Out front in narrowly framing the issue as one of technical and legalistic details are professors Kent Roach and Craig Forcese, who, despite providing much good research on state security measures over the years, nonetheless write in their 2015 book False Security that:

“[W]e have rarely opposed such laws, although often urged refinements and improvements. And even with C-51 and the earlier 2015 law, Bill C-44, we did not dispute their purported objectives, merely their means and omissions. Our focus has always been on repairing 2015’s security laws, not burying them, something that has put some distance between us and some rights groups that we work with and admire.”

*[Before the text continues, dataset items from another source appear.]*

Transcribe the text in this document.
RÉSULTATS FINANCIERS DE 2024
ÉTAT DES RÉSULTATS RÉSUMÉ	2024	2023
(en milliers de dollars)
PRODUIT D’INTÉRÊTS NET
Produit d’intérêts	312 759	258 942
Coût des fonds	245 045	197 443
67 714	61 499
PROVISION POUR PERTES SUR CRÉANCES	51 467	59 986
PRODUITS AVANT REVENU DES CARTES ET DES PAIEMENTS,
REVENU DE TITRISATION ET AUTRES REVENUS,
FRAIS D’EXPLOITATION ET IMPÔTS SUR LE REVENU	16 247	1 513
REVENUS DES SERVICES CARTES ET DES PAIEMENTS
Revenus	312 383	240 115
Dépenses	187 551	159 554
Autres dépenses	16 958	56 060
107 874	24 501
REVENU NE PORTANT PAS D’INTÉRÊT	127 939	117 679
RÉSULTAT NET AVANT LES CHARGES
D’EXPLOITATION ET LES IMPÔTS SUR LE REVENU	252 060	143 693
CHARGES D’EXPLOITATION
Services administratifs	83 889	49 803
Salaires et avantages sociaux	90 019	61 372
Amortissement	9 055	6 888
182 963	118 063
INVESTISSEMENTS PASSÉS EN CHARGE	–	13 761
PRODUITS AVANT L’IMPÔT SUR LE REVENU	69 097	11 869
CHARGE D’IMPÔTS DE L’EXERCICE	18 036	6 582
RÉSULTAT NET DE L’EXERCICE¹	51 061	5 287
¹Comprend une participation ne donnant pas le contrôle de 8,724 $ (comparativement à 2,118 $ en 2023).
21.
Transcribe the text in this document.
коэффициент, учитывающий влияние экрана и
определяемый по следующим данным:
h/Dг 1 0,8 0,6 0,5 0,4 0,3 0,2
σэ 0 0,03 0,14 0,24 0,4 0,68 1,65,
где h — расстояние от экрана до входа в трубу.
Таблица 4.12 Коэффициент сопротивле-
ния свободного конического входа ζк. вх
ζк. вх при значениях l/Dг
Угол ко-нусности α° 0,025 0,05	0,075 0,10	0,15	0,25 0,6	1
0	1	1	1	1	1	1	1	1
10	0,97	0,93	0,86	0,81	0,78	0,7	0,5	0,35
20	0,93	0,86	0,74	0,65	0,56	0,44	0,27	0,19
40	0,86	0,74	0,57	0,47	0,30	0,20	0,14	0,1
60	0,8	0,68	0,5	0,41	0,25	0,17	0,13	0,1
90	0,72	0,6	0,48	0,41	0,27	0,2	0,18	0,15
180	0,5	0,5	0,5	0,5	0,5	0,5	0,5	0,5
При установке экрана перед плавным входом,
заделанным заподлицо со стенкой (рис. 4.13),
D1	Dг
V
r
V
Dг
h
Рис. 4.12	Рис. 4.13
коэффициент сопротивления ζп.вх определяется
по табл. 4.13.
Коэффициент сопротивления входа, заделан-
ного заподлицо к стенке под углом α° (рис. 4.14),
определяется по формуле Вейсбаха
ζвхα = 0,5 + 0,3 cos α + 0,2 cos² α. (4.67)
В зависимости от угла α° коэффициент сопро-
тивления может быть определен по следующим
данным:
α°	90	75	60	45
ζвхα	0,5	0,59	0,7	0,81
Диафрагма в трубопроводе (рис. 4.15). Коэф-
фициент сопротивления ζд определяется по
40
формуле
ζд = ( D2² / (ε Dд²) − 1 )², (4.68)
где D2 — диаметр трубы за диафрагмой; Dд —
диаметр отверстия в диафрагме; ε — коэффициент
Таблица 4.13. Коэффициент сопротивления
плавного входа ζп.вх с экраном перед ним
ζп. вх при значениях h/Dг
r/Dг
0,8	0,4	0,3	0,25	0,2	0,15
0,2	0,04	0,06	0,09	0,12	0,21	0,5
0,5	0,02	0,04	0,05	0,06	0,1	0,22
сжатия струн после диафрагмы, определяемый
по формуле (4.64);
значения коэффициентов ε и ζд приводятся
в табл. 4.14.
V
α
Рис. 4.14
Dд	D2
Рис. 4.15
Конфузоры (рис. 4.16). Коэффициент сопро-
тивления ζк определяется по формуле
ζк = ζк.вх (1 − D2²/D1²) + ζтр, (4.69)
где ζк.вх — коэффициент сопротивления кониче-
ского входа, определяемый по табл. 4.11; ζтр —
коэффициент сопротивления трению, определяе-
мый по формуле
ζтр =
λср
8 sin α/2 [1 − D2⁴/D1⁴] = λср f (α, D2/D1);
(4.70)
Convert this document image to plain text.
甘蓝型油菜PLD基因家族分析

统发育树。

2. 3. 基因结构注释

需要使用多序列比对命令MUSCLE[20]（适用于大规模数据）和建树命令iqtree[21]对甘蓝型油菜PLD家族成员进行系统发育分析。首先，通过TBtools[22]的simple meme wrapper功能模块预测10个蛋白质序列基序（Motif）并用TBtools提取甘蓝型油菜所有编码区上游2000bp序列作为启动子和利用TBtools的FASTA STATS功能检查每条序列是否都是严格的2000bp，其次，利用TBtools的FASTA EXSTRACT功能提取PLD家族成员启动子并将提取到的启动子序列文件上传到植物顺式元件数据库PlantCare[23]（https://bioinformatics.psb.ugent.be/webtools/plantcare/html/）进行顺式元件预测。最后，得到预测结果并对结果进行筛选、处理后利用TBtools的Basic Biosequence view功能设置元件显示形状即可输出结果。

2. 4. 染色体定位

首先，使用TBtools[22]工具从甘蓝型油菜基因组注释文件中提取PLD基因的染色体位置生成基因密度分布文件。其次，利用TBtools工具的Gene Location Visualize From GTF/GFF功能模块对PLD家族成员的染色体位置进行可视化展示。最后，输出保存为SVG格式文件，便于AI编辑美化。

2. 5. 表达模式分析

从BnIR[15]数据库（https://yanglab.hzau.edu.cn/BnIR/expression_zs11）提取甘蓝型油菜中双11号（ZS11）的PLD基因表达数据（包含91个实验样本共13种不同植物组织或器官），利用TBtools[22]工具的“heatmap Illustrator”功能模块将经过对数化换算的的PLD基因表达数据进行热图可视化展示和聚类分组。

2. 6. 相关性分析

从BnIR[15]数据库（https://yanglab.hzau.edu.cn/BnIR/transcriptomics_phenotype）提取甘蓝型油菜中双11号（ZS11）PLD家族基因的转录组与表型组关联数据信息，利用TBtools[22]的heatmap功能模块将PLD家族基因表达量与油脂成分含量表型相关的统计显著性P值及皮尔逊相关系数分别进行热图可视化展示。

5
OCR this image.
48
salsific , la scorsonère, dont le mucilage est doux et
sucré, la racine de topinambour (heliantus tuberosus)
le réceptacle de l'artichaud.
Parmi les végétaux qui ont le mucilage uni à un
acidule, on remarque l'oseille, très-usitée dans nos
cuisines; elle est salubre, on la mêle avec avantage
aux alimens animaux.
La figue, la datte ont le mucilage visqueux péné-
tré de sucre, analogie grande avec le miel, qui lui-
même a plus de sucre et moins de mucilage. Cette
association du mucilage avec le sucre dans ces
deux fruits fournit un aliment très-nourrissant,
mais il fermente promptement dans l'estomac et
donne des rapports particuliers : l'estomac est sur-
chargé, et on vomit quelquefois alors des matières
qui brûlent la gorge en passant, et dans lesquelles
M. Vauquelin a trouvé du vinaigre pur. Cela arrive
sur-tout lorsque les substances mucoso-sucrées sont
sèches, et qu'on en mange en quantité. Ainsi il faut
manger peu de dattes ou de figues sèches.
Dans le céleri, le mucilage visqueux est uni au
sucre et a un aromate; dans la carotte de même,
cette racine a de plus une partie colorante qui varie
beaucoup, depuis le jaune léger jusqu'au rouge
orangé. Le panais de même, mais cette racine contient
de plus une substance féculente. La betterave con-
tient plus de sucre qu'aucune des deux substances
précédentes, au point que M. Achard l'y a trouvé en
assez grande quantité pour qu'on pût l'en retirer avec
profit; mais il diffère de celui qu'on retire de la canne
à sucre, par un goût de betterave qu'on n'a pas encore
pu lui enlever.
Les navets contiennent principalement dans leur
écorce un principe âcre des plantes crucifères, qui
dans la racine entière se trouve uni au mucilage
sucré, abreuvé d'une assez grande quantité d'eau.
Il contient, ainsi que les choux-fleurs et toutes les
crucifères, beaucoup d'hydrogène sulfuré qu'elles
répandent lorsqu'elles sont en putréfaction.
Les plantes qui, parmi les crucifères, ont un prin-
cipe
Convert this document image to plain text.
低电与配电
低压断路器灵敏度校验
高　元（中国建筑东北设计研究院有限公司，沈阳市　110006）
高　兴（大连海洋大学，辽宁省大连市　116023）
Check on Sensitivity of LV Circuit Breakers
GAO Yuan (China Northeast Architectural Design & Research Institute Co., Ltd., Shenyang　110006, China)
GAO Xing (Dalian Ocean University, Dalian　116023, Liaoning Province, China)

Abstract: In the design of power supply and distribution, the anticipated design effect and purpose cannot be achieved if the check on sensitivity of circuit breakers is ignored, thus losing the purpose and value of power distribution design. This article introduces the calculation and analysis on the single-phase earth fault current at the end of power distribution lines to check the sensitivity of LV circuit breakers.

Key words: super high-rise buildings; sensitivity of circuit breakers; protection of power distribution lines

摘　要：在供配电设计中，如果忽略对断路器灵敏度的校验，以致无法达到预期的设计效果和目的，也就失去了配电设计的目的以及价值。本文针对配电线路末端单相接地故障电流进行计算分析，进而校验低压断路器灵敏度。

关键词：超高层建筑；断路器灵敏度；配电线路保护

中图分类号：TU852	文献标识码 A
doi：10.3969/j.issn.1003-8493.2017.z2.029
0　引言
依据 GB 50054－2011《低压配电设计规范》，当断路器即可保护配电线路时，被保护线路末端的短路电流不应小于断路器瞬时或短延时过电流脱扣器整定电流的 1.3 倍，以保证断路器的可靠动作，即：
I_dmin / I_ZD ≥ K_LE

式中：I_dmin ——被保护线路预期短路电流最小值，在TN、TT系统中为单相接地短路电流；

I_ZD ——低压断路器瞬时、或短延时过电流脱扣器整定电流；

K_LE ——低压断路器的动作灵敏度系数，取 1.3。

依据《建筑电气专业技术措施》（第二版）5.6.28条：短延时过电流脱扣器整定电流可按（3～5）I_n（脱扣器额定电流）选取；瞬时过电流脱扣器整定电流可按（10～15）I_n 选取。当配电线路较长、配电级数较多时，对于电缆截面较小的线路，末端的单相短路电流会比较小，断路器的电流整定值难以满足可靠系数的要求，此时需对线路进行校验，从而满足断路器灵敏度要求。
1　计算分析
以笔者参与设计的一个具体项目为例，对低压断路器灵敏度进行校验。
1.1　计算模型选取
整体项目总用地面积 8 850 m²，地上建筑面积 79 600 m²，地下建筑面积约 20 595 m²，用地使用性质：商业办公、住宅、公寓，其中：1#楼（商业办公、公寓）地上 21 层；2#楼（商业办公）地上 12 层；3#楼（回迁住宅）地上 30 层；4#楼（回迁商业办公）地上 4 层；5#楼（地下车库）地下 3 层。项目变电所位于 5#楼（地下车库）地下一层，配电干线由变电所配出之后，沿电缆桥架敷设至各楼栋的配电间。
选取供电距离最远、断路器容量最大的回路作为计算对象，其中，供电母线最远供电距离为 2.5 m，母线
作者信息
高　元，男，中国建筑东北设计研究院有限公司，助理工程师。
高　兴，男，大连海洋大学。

Herein lies the danger in whatever national discussion about C-51 and the broader state security environment will ensue: our goal should not be making a fundamentally oppressive network of invasive, privacy-busting, human rights-violating agencies work more efficiently.

While polls indicate most Canadians opposed C-51, Roach and Forcese appear to have taken it upon themselves to save the law with a discussion paper and proposed legislation that is currently making the rounds in Ottawa. “Bridging the National Security Accountability Gap” calls for increased levels of state security review via a “Super SIRC” that would have an expanded review mandate for more government agencies, a secret committee of parliamentarians, and an “Independent Monitor” who would, in the words of the proposed law, hold office part-time “during good behaviour.” In theory, it’s an interesting idea, and one much needed, especially for agencies like CBSA, which has no review process whatsoever. But a siloed focus on after-the-fact review fails to question the state security narrative that continues to do so much up-front damage to so many individuals, families and communities.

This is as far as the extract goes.